Hareket eden, etmeyen her şeyi meta olarak gören ve yaşamı değil, para ve kârı kutsayan kapitalist egemenlik, gezegenimizde en ölümcül virüstür. Aç gözlü ve salt kendi sınıfının refahı ve huzuru için sadece emekçileri ve toplumun diğer tabakalarını sömürmekle kalmıyor; doğaya da rant anlamında müdahale ederek gezegeni yaşanmaz hale getiriyor. Bilim insanları, çağımızdaki salgın hastalıkların ana sebebinin iklim değişiklilerinin yol açtığı aşırı ısınmalara bağlı olduğunu ifade ediyor.

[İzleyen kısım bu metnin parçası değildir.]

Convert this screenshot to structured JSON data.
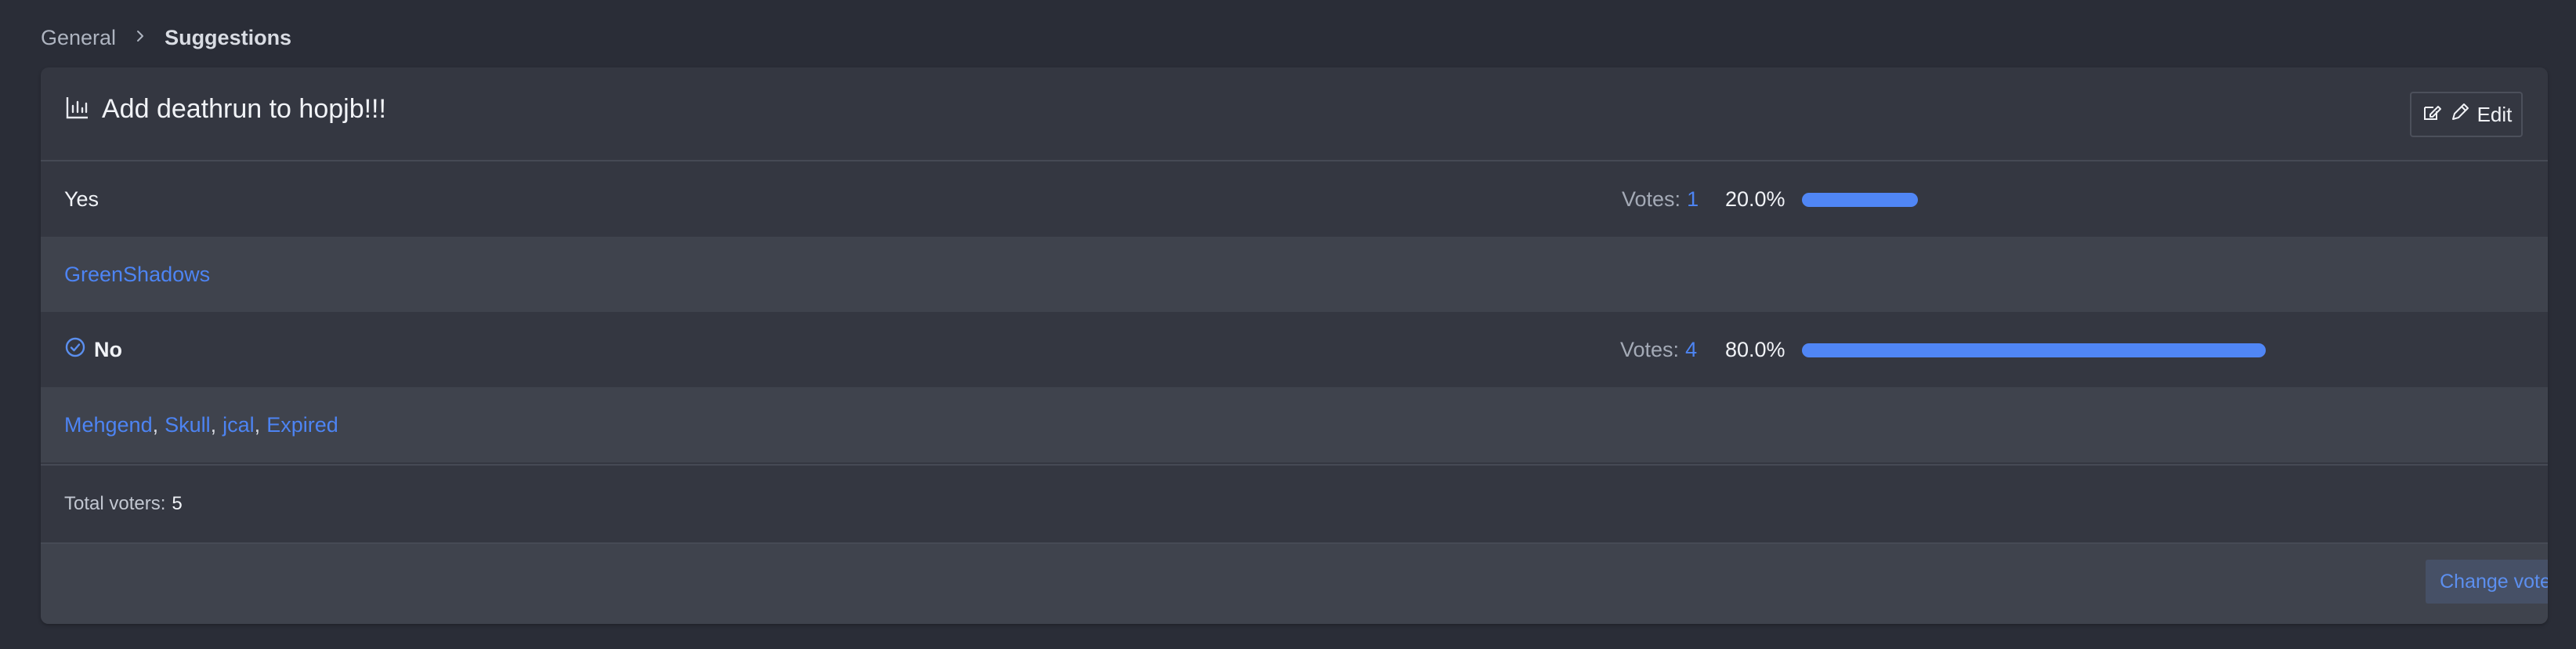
{
  "breadcrumb": {
    "root": "General",
    "current": "Suggestions"
  },
  "poll": {
    "title": "Add deathrun to hopjb!!!",
    "edit_label": "Edit",
    "options": [
      {
        "label": "Yes",
        "votes_label": "Votes:",
        "votes": "1",
        "percent_text": "20.0%",
        "percent": 20,
        "selected": false,
        "voters": [
          "GreenShadows"
        ]
      },
      {
        "label": "No",
        "votes_label": "Votes:",
        "votes": "4",
        "percent_text": "80.0%",
        "percent": 80,
        "selected": true,
        "voters": [
          "Mehgend",
          "Skull",
          "jcal",
          "Expired"
        ]
      }
    ],
    "total_voters_label": "Total voters:",
    "total_voters": "5",
    "change_vote_label": "Change vote"
  },
  "colors": {
    "accent": "#5086f5",
    "link": "#4d84f3",
    "card": "#343741",
    "background": "#2a2d37"
  },
  "icons": {
    "title_icon": "bar-chart-icon",
    "edit_icons": [
      "edit-square-icon",
      "pencil-icon"
    ],
    "selected_icon": "check-circle-icon",
    "breadcrumb_separator": "chevron-right-icon"
  }
}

Küresel iklim değişikliklerinin de asıl sebebinin bitmek tükenmek bilmeyen kâr hırsı hedefli endüstriyel faaliyetler olduğunu hepimiz bilmekteyiz. Bu endüstriyel faaliyetler içinde sera gazı etkili karbondioksit salınımı ve savaşlarda kullanılan nükleer özellikli silahların etkisinin en fazla olduğu bilinmektedir. Ortaya çıkan salgın hastalıkların yayılmasında da hızı yakalamakla ve daha ötesine çalışmakla öğünen sermaye zihniyetinden başkası değildir. Kamusal sağlık hizmetlerinin yeterince olmaması, sağlığa değil de, sermayeye kar getirecek alanlara devasa bütçelerin ayrılması toplum sağlığını hiçe saymak anlamına geliyor. Böylece kitlesel ölümlere davetiye çıkarılmış olunuyor. Ayrıca, gerçekte sermaye artırımına dönük olarak yapılan ülkeler ve kıtalar arası hıza bağımlı ticari ve turizm faaliyetleri salgın hastalıkların da aynı hızla yayılmasına sebep olmaktadır.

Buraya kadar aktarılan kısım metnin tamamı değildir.